Permintaan Koalisi Sipil untuk Bentuk Tim Gabungan Pencari Fakta
Jakarta — Sejumlah kelompok masyarakat sipil mengajukan permohonan kepada Presiden Prabowo Subianto agar membentuk Tim Gabungan Pencari Fakta (TGPF) terkait kasus penyiraman air keras terhadap aktivis Kontras, Andrie Yunus. Koalisi yang tergabung dalam tim advokasi untuk demokrasi (TAUD) menekankan pentingnya keterlibatan unsur masyarakat sipil dalam pembentukan TGPF ini.
Menurut pernyataan TAUD, TGPF yang dibentuk harus melibatkan partisipasi aktif dari masyarakat sipil.

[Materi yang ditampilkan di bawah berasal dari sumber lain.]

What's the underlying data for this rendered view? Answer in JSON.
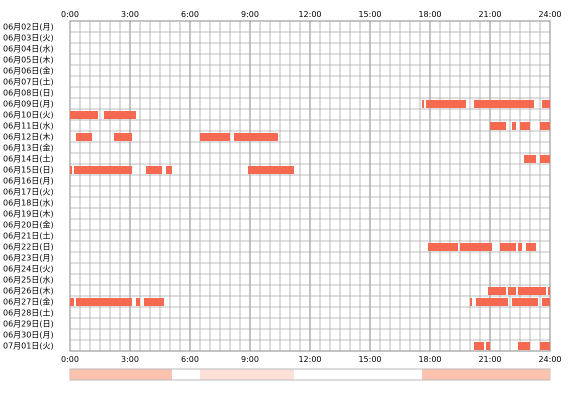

Hal ini dimaksudkan agar proses pengungkapan fakta bisa berjalan secara objektif dan menyeluruh. “TAUD mendesak Presiden RI untuk membentuk Tim Gabungan Pencari Fakta yang terdiri dari unsur masyarakat sipil,” tulis TAUD dalam keterangan tertulisnya.
Selain itu, TAUD meminta agar TGPF ini langsung berada di bawah naungan Presiden dan dapat bekerja sama dengan pendamping serta keluarga korban. Dengan begitu, semua pihak yang terkait akan memiliki akses untuk memberikan informasi dan masukan dalam proses penyelidikan.
“TGPF harus langsung berada di bawah Presiden Republik Indonesia dengan berkonsultasi dengan pendamping dan keluarga korban dalam pembentukannya untuk menjamin pengungkapan fakta yang objektif dan menyeluruh,” tambah TAUD.
Tujuan Pembentukan TGPF
Pembentukan TGPF juga bertujuan untuk memastikan bahwa seluruh pelaku, baik yang menjadi otak maupun pelaku lapangan, bisa dimintai pertanggungjawaban tanpa adanya hambatan akibat konflik kepentingan. TAUD menegaskan bahwa TGPF harus didasarkan pada landasan hukum yang kuat dan jelas.
Selain itu, TGPF juga diharapkan mampu mengungkap siapa saja yang terlibat dalam kejadian penyiraman air keras tersebut. Saat ini, ada dugaan bahwa pelaku penyiraman air keras terhadap Andrie Yunus adalah lebih dari empat orang. Mereka mengendarai dua motor saat melakukan aksinya pada Kamis (12/3/2026) di Jalan Salemba, Jakarta.
Hingga saat ini, polisi telah mengidentifikasi enam orang yang terlibat. Dua dari mereka, yakni BHWC dan MAK, berhasil diidentifikasi melalui analisis CCTV. Selain itu, Mabes TNI mengungkap bahwa empat prajurit TNI terlibat dalam kejadian ini, yaitu NPD (Kapten), SL (Lettu), BHW (Lettu), dan ES (Serda).
Semua terduga pelaku penyiraman air keras dari TNI berasal dari satuan Denma BAIS TNI, khususnya Matra Angkatan Laut (AL) dan Angkatan Udara (AU). Kejadian ini terjadi setelah Andrie Yunus selesai menjalani kegiatan penyiaran atau podcast di kantor YLBHI dengan tema Remiliterisme dan Judicial Review di Indonesia.
Dampak Kecelakaan yang Terjadi
Akibat penyiraman air keras tersebut, Andrie Yunus mengalami luka yang sangat parah. Beberapa bagian tubuh korban terluka, termasuk tangan kanan dan kiri, wajah, dada, serta mata. Total luka bakar yang dialami mencapai 24%. Kejadian ini menimbulkan kekhawatiran besar terhadap keselamatan para aktivis yang terlibat dalam isu-isu sensitif seperti militerisasi dan revisi hukum.
Dengan situasi ini, masyarakat sipil semakin memperkuat tuntutan mereka agar keadilan dapat ditegakkan dan semua pihak yang terlibat dalam kejadian ini bisa dipertanggungjawabkan sesuai hukum yang berlaku.